20 For the same reason as cases of AOM, patients with a TB fracture may only experience either delayed facial palsy or posttraumatic vertigo.
Fig. 2A shows an axial image of a patient with fracture and dislocation of the mandible, as well as a TB fracture; blood discharge fills the temporomandibular joint area, but the tympanic cavity remains relatively well-aerated.

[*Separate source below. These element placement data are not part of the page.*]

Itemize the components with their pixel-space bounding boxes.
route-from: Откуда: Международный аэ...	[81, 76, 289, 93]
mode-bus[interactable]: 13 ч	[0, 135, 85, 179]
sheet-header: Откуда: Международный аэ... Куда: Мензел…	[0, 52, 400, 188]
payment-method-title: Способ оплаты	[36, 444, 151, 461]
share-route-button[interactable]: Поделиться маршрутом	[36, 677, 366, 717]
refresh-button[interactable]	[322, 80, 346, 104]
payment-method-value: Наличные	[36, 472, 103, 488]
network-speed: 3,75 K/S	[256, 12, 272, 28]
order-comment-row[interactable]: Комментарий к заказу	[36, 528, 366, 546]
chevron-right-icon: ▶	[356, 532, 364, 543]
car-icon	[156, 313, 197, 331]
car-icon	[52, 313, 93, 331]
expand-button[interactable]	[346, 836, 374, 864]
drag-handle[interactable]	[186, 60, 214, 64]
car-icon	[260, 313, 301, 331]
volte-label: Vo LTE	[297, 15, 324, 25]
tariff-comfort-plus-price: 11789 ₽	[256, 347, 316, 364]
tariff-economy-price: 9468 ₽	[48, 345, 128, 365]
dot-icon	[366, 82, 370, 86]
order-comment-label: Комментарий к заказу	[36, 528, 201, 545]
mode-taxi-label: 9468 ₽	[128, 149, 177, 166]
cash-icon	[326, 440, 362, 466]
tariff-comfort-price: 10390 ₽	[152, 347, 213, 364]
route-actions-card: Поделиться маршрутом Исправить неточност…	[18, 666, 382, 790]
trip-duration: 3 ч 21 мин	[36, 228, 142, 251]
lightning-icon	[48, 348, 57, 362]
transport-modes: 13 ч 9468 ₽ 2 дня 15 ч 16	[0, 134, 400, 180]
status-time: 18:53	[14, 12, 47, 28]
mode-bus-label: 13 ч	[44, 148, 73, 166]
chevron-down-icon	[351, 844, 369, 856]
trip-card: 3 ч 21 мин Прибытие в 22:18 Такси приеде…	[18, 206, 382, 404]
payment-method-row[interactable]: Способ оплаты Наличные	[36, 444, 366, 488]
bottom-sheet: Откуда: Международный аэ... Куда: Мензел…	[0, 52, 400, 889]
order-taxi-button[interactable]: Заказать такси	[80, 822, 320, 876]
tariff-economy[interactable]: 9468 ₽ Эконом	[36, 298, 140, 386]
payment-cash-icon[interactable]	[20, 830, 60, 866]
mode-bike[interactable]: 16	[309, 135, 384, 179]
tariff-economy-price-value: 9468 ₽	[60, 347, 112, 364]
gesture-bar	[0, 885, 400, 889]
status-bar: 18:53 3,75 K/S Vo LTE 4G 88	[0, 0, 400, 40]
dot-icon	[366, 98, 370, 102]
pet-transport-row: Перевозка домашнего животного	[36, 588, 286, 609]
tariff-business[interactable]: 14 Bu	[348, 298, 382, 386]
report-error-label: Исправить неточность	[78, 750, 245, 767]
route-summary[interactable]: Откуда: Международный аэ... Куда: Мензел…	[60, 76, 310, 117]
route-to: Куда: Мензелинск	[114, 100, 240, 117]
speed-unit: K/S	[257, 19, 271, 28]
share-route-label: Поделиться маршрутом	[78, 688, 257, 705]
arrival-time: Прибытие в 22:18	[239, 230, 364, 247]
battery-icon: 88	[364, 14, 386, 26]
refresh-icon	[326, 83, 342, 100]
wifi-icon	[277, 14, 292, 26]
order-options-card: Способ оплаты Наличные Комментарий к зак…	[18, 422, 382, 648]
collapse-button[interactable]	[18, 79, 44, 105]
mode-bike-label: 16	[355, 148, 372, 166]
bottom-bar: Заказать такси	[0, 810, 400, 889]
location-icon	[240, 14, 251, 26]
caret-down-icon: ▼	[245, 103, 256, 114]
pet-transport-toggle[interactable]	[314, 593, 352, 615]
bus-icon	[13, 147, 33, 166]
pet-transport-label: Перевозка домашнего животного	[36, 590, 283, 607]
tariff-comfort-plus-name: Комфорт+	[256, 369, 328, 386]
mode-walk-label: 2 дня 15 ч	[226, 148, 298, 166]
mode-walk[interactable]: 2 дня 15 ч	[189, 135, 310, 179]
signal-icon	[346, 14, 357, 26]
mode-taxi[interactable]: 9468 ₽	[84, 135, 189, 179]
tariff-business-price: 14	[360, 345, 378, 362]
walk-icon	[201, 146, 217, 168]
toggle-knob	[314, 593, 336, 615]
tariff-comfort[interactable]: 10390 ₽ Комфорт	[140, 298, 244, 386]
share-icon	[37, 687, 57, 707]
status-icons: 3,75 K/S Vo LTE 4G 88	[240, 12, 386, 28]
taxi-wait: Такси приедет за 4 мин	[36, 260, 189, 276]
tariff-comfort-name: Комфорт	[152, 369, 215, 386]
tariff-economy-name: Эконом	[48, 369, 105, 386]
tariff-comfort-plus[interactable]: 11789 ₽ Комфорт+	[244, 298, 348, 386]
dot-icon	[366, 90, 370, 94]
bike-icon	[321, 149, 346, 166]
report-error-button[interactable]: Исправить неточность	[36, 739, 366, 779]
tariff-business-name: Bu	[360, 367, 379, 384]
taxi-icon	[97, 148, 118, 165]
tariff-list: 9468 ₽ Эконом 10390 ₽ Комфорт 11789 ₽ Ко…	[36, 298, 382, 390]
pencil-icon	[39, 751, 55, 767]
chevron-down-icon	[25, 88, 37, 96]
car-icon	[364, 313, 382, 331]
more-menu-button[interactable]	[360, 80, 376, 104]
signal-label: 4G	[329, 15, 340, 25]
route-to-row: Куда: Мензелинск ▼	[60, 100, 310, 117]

Fig. 2B, on the other hand, shows a soft tissue lesion filling mainly the tympanic cavity and external auditory canal; this patient actually experienced posttraumatic vertigo. One more hypothesis we would like to suggest is a decompression effect by the bony fracture. Similar to “compartment syndrome,” when the internal pressure becomes elevated due to the discharge caused by trauma, it could damage the surrounding tissue. If only a TB fracture is present, then the high internal pressure caused by bleeding should be fully covered only by tympanic cavity, similar to that shown in
Fig. 2B. However, when FB fractures occur together with a TB fracture, the pressure may be dispersed, as shown in
Fig. 2A, in which there is no internal pressure, and the risk of facial palsy and posttraumatic vertigo would be low. It might be another hypothesis to explain the results; we acknowledge that the data was insufficient to fully prove the effect. However, this should be taken into consideration for future studies.
Fig. 2
A decompression effect by the bony fracture. (A) The clear left middle ear space is noted. A soft tissue density is mainly shown in the temporomandibular joint area (white arrow). (B) The soft tissue density (white arrow) only fills the middle ear space.
Lt. = left, Rt. = right.
To summarize, the protective “cushion effect” of the FB on a TB fracture may be partially reflected when the injury force is applied mainly to the FB. Especially, in a patient with a TB fracture only (without a FB fracture), it should be recognized that the incidence of delayed facial palsy or posttraumatic vertigo may be higher.